The south-west corner of Uganda is one of the most rewarding safari destinations from an eco-tourism perspective. The local communities around Mgahinga National Park and Bwindi National Park benefit hugely from visitors who come to walk with local guides in search of the gorillas and other primates. This in turn helps to preserve the fragile ancient rainforest habitats of Uganda.

Bwindi Impenetrable Forest National Park

Bwindi Impenetrable Forest National Park (the official longer name) is as thickly vegetated and mysterious as its name suggests. The dense undergrowth of the valley floor is eerily quiet until your steps disturb the smells and sounds of ancient Africa.
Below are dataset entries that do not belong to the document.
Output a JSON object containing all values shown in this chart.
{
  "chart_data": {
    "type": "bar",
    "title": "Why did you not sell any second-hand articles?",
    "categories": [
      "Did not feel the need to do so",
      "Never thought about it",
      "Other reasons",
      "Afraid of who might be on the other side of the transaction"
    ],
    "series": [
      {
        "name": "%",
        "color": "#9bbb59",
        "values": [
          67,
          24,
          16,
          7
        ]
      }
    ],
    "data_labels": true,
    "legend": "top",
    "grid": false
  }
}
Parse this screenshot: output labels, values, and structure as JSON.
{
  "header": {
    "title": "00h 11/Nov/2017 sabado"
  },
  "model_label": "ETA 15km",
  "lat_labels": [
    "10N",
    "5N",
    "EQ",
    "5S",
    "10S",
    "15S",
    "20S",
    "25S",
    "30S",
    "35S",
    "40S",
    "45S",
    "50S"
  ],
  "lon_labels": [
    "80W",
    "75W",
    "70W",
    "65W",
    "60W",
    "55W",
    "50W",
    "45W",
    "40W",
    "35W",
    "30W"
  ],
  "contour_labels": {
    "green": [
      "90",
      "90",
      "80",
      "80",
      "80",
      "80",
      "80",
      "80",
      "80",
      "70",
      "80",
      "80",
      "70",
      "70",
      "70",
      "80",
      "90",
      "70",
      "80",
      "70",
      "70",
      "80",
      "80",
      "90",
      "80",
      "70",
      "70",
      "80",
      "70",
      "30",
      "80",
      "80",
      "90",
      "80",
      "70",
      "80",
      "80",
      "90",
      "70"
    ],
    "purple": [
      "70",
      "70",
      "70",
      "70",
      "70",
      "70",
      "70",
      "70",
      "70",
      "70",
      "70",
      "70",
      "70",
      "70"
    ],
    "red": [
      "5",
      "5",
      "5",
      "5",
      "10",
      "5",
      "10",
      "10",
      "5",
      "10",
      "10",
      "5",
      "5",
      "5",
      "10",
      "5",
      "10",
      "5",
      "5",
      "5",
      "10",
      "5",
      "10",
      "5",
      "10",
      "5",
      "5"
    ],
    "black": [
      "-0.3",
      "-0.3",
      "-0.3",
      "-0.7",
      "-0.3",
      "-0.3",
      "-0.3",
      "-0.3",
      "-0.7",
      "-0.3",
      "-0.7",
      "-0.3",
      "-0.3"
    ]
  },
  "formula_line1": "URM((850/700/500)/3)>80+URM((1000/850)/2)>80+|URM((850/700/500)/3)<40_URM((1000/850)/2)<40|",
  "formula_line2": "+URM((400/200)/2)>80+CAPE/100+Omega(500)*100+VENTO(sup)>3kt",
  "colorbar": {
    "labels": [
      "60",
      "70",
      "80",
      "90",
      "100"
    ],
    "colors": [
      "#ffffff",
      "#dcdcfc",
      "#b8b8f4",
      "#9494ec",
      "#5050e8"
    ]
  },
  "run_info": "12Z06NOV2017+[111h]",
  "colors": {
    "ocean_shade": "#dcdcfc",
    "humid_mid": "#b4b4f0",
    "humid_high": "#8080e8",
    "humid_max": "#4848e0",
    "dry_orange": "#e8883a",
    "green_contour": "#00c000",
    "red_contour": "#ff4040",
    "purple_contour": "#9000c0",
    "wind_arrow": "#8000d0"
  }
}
Bwindi is a suitably evocative location for gorilla trekking but it also provides refuge to elephant, chimpanzees, monkeys, bush pig, giant forest hog and various small antelope. This is where the lowland and montane communities merge, so the floral diversity is especially rich. Bwindi is also home to over 200 butterfly species and over 340 species of birds.

Uganda or Rwanda for gorilla tracking?

Gorilla trekking in Bwindi National Park on a gorilla safari will typically entail a fair bit of strenuous climbing through thick rainforest. It will appeal most to those who want to get an enveloping sense of the whole ecosystem and are less bothered by the physical challenge. Indeed, for some people the adventurous terrain adds to the excitement of the whole experience. As a general rule, the trekking time it takes to reach ‘your’ allocated family group is generally a bit longer in Uganda than Rwanda. If you are looking to combine gorilla tracking with visits to other national parks, then Uganda has many more well-developed wildlife parks with a good infrastructure.